David Maisel’s photographs chronicle the complex relationships between natural systems and human intervention, often focusing on the physical transformation of the landscape caused by industrial efforts. Maisel’s aerial images of sites around the world initially appear abstract and painterly—offering detailed but open-ended visual information that operates as both documentary and metaphor, seducing viewers with a strange beauty that critics have dubbed “the apocalyptic sublime.”

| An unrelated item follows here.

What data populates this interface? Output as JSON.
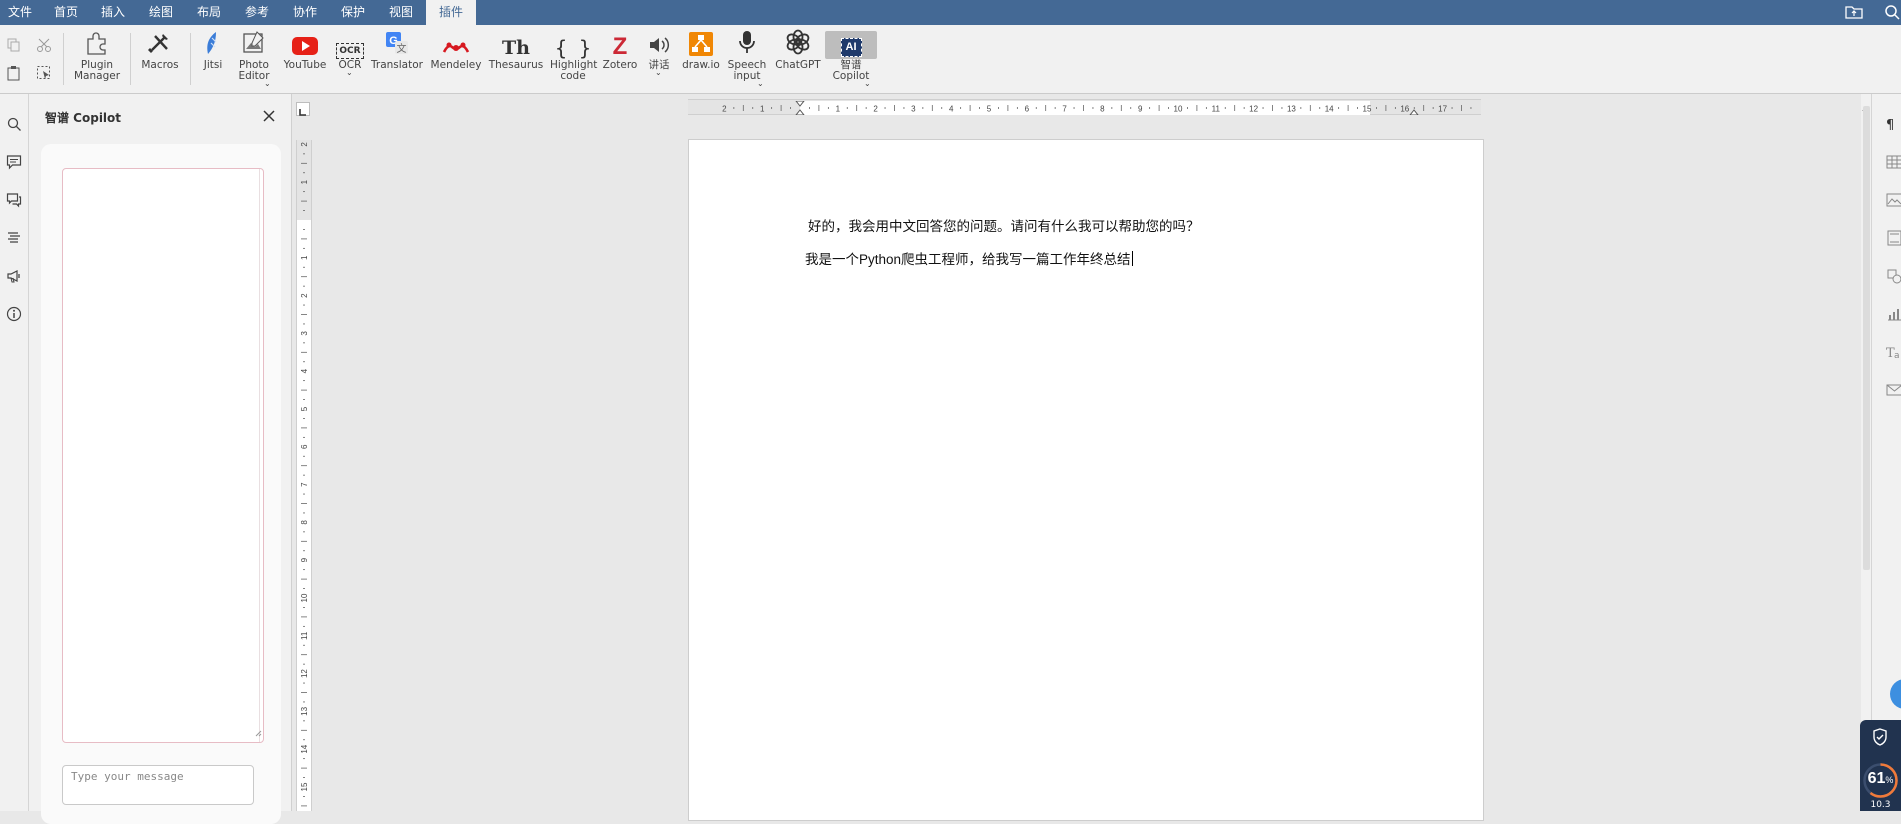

Maisel’s photographs, multi-media projects, and public installations have recently been exhibited at Portland Art Museum, OR (2008); Somerset House, London, UK (2013); American Academy, Rome, Italy (2014); National Gallery of Art, Washington DC (2015); San Jose Museum of Art (2015); ZKM Museum, Karlsruhe, Germany (2016); HALLE 14 Center for Contemporary Art, Leipzig, Germany (2016); Cantor Center for Visual Arts, Stanford University, CA; Museum of Photographic Arts, San Diego, CA (2016); Denver Art Museum, CO (2018); the National Museum of Modern and Contemporary Art, Seoul, South Korea (2018); Ullens Center for Contemporary Art, Beijing, China (2019); Nora Eccles Harrison Museum of Art, Logan, UT (2019); National Museum of Natural History, Washington, D.C. (2020); Auckland Art Gallery, New Zealand (2020); and Phoenix Art Museum (forthcoming, 2021). His works are included in many public collections, including the San Francisco Museum of Modern Art, CA; Metropolitan Museum of Art, New York, NY; Los Angeles County Museum of Art, CA; J. Paul Getty Museum, Los Angeles, CA; National Gallery of Art, Washington, D.C; Victoria & Albert Museum, London, UK; George Eastman Museum, Rochester, NY; Minneapolis Institute of Arts, MN; Yale University Art Gallery, New Haven, CT; and Museum of Fine Arts, Houston, TX. 

Maisel was a Scholar in Residence at the Getty Research Institute, and Artist in Residence at the Headlands Center for the Arts. He received a Guggenheim Fellowship in 2018, as well as am Individual Artist’s Grant from the National Endowment for the Arts (1990) and Investing in Artists Grant from the Center for Cultural Innovation (2011). His work has been the subject of seven monographs: The Lake Project (Nazraeli Press, 2004), Oblivion (Nazraeli Press, 2006), Library of Dust (Chronicle Books, 2008), History’s Shadow (Nazraeli Press, 2011), Black Maps (Steidl, 2013), Mount St Helens: Afterlife (Ivorypress, 2018), Proving Ground (Radius Books and the Nora Eccles Harrison Museum of Art, 2020).